The Revolution Hits America
When Johns Hopkins died in 1873, he left a large trust
to found a university and hospital. His trustees, seeing the numbers of American
medical students who were studying in Europe, decided (against the advice of the
most well-known educators of the day) to model the university after the great
German universities. It was at those universities that open inquiry and research
were not just allowed, but demanded, and where students were expected to meet
strict entrance requirements, something unknown in any American medical
institution. The trustees intended to create an institution that would be as
rigorous as its European counterparts.
After its founding in 1876, the new president of Johns Hopkins University began assembling an international faculty, and the school started modestly by offering graduate courses. In 1884 William Welch was hired to found and run the medical school. The medical school itself would not open for nine more years, but the Pathological Laboratory opened right away. And almost immediately, American medicine was transformed, and Welch would eventually become one of the most (if not the most) influential scientists in the world.
Welch had trained as a doctor and studied extensively in Germany. He had worked with and studied under the greatest scientists in Europe, and at a young age (he was only 34 when offered his position at Hopkins) he was already highly regarded in the profession. And more importantly, he had also developed contacts and friendships across the scientific world. He was not a great researcher - over his career he made only minor contributions to the field - but he had a rare gift to inspire trust and loyalty from almost everyone he came into contact with, and he had impeccable judgement, both about science and about people.
William Welch
Knowing that this was available, students flocked to Hopkins. Their entrance requirements were strict, unheard of in America, but students arrived in droves anyway. It was the place everyone wanted to be. It also became the place that every trustee at every competing university wanted to (or was forced to) emulate. Their graduates and researchers were in demand - some hospitals would only hire Hopkins-trained doctors. Of the first four Nobel laureates in medicine or physiology, three were trained at Hopkins (the fourth was trained in Europe). Hopkins graduates would move on to run medical schools at Harvard, Yale, Columbia, Rochester, and others, and would transform them to Hopkins standards.
Welch was the driving force behind all this, and he continued to press for change. He began directing the flow of millions of dollars into research to laboratories and researchers he deemed worthy. One of his protégés would spearhead the effort to force minimum standards on medical schools and on physicians themselves. Within 25 years of accepting his post at Johns Hopkins, Welch would have overseen the transformation of medicine in this country, and that transformation allowed the American scientific community to catch up with and in some areas surpass their colleagues in Europe.

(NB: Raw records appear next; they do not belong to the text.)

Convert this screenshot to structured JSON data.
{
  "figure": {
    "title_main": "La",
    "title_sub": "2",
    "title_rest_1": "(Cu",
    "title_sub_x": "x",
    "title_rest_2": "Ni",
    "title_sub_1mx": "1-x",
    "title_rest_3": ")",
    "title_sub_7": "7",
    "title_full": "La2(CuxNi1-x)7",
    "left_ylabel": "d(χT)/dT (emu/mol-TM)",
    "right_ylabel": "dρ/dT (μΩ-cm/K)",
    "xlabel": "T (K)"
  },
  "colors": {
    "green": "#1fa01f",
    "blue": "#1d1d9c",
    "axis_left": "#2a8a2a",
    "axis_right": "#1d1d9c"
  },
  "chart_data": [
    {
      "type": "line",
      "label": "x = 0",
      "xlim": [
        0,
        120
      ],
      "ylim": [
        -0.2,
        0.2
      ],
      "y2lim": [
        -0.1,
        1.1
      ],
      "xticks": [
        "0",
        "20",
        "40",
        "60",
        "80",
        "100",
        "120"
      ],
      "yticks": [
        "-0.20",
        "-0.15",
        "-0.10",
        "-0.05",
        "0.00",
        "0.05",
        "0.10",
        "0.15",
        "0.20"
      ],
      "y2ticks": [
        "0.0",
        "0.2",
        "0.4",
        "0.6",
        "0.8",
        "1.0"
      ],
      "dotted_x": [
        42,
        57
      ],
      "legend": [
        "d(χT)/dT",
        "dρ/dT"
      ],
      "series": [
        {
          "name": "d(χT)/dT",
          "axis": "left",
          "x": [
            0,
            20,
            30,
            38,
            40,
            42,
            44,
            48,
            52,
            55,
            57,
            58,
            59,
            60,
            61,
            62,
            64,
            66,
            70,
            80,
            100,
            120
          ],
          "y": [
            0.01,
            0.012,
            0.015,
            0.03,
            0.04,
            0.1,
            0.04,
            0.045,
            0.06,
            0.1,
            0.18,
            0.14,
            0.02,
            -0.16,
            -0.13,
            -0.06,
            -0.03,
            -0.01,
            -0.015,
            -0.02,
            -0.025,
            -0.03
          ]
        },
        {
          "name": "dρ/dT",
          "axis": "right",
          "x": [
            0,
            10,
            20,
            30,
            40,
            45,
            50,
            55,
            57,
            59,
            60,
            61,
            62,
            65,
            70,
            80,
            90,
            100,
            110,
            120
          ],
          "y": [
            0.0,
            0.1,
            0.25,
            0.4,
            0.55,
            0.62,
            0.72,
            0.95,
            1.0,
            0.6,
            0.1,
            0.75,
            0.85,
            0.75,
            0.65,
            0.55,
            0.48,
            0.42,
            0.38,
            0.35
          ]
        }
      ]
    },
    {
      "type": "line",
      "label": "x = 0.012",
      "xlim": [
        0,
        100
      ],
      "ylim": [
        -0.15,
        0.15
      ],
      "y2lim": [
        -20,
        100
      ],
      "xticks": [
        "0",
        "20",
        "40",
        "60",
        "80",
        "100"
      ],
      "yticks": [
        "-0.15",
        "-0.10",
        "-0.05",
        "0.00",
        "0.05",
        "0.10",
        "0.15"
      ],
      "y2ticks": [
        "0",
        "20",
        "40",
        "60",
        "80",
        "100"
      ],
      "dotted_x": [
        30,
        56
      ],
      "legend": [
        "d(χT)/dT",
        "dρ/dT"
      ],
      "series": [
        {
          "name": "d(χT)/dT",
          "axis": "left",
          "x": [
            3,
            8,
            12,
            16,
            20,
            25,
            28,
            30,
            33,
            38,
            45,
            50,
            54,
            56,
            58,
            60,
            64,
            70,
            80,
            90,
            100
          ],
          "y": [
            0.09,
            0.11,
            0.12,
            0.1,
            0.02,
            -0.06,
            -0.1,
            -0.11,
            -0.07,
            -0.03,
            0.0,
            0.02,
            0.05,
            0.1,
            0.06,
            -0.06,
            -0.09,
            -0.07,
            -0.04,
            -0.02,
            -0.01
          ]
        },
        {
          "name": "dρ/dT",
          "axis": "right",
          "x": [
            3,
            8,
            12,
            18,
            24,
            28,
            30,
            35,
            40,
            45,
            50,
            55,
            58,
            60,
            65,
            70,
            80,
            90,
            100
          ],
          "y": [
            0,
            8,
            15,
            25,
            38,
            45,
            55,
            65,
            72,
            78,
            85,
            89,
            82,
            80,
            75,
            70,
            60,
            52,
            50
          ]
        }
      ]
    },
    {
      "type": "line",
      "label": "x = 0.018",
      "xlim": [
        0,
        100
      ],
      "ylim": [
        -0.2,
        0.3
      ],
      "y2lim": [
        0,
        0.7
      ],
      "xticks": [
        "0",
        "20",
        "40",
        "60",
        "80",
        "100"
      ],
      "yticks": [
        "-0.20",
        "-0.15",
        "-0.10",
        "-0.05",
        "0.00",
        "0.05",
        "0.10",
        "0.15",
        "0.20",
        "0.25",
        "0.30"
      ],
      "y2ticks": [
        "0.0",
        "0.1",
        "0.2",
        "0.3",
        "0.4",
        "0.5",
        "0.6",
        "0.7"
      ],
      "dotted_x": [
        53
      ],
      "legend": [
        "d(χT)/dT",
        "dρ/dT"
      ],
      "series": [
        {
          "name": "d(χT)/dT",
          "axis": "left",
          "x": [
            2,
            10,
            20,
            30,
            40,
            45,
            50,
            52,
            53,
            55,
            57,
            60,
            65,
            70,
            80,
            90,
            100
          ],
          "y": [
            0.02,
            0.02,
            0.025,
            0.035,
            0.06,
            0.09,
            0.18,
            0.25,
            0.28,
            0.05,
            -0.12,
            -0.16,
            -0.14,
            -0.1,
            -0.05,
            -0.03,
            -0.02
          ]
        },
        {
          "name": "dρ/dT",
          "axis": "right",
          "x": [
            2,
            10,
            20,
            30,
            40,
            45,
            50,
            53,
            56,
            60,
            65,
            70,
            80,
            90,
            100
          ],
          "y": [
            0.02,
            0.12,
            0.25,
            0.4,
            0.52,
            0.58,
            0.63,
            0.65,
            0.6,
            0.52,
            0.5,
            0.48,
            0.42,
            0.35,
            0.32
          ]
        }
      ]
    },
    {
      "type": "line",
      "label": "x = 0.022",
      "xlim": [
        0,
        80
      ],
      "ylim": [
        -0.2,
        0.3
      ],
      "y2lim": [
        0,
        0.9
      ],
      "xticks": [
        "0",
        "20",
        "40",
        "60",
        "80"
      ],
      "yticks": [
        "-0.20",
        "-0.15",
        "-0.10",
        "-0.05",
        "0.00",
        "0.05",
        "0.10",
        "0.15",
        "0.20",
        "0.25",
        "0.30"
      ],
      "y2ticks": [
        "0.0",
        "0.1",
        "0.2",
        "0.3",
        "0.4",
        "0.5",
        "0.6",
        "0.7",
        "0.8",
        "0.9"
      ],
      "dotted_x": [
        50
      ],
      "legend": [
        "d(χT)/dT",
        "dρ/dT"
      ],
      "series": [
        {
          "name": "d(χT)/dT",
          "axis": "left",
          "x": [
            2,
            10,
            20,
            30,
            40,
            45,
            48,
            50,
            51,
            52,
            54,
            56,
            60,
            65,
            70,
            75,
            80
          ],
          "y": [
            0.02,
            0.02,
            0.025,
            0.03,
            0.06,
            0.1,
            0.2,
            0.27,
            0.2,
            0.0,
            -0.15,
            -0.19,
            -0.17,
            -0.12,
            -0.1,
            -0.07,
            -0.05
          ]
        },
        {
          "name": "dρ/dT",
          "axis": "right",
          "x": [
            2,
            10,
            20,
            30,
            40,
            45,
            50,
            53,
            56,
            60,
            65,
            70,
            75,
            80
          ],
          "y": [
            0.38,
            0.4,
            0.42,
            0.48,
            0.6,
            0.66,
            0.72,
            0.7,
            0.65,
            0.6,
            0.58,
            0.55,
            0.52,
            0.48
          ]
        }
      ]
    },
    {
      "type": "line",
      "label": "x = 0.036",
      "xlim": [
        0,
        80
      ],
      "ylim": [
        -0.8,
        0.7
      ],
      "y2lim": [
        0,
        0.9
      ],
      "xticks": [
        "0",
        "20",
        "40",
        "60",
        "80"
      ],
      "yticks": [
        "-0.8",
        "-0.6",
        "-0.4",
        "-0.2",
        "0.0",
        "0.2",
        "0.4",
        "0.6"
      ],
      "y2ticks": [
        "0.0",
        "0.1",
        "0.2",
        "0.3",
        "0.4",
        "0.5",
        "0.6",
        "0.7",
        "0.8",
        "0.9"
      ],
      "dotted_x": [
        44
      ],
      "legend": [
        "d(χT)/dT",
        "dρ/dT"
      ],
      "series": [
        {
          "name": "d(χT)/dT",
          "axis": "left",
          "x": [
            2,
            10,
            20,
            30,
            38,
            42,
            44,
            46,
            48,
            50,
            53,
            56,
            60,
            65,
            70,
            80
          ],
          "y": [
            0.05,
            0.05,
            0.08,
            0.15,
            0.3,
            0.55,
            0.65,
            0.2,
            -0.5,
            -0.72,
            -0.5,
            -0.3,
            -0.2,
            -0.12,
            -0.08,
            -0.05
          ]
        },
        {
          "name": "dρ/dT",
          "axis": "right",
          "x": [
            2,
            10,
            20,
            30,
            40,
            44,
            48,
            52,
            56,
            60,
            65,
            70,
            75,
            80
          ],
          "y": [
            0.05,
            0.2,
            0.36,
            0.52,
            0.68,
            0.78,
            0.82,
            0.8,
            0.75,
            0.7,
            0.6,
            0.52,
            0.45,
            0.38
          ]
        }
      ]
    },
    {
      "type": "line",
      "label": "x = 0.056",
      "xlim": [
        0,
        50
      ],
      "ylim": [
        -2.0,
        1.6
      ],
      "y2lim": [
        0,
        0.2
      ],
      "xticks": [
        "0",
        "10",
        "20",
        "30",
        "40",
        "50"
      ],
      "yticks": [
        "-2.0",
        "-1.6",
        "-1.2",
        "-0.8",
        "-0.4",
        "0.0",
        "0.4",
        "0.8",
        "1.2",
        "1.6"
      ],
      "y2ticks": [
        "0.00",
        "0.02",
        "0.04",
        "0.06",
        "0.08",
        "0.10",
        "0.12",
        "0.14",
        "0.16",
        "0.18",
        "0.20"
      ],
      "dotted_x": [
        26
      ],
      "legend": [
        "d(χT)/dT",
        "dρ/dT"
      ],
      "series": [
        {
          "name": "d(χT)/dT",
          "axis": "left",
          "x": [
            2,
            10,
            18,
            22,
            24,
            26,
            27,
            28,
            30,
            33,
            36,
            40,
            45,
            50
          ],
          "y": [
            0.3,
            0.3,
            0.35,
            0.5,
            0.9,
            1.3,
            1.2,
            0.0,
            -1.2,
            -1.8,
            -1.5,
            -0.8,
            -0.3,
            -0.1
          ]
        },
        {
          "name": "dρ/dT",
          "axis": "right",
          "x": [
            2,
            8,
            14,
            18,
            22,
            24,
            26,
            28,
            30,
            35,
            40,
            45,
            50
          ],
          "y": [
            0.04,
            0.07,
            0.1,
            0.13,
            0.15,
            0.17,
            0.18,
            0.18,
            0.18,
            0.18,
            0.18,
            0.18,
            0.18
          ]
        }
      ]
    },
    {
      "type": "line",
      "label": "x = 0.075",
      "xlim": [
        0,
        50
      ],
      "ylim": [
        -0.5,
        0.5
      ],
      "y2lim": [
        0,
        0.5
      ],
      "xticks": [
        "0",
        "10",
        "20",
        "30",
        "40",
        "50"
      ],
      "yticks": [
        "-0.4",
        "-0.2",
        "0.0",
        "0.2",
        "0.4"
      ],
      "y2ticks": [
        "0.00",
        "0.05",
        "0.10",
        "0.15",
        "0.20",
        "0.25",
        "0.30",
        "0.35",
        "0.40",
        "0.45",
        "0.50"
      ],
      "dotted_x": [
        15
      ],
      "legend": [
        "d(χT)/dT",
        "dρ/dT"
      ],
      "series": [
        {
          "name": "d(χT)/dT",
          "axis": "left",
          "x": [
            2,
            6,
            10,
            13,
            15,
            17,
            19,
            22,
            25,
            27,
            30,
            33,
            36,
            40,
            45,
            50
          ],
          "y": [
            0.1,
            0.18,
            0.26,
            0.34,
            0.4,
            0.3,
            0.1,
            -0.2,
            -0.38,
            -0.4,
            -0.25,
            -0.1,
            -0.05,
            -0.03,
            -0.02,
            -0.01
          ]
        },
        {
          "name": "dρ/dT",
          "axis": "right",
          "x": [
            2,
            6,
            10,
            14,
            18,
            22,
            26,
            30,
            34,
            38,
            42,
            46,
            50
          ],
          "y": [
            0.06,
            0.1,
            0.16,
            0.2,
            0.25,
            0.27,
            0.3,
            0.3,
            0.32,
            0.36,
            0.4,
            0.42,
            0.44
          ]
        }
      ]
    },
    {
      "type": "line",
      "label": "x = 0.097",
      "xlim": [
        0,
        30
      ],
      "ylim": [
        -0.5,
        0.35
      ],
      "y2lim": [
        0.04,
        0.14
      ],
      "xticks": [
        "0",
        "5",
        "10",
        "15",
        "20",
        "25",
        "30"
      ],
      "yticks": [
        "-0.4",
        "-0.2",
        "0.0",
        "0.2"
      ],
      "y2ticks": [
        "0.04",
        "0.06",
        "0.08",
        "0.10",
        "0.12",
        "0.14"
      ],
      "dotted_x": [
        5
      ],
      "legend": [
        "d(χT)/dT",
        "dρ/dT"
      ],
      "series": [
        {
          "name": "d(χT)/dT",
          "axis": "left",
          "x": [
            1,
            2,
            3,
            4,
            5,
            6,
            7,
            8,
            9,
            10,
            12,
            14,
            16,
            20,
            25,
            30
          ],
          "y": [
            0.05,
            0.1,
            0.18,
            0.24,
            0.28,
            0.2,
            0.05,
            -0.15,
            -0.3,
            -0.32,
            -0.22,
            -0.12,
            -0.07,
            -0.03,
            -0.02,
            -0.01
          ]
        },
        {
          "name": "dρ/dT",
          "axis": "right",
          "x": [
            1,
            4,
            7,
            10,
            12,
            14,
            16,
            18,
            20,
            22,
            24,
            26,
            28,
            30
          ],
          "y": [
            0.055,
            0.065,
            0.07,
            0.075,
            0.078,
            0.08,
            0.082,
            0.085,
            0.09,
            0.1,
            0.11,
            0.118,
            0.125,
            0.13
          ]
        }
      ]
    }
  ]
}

Meanwhile, the assault on infectious diseases continued in laboratories across Europe, and real results were appearing. The germ theory had opened the floodgates for researchers. In 1880 Pasteur successfully vaccinated animals against cholera, then anthrax. Cholera and typhoid were being contained for the first time, based on an understanding of how they spread. Then finally, in 1891 in Berlin, researchers successfully cured a patient suffering from diphaitheria using an antitoxin. It was the first actual cure of the new era. Researchers in New York City learned how to mass-produce the antitoxin, and it became widely available. Doctors now had an actual tool to prevent and cure deadly disease. It would be the first of many.
The field of medicine was now a science, and the reductionist revolution was nearly complete. Its successes were created in the laboratory (and increasingly in the operating theatre as well). The fields of pathology, epidemiology, chemotherapy, forensic science, bacteriology, were all exploding. The battleground of medicine had moved from the physician's office to the laboratory.
The magnitude of the paradigm change from the days of Hippocratic thought was stunning. For two millennia, health was understood to be a reflection of balance at a systemic level. Now the focus had shifted from the macro to the micro, from the whole system to the minute parts. Reductionism was the order of the day, and Hippocrates had given way almost completely to Descartes. Medicine was now a study of tiny things, the smaller pieces of the machine, that could only be seen with help. The microscope was the most powerful tool in the researchers arsenal, and it symbolized the shift - it brought the world of tiny things to light. The modern cures were imparted from the outside, aimed to do battle with the microscopic, external invaders that attacked the body.
And research was where the action was. The next big development would involve the research institution that would become a model for the scientific world. In 1901, overseen by William Welch, the Rockefeller Institute for Medical Research was founded.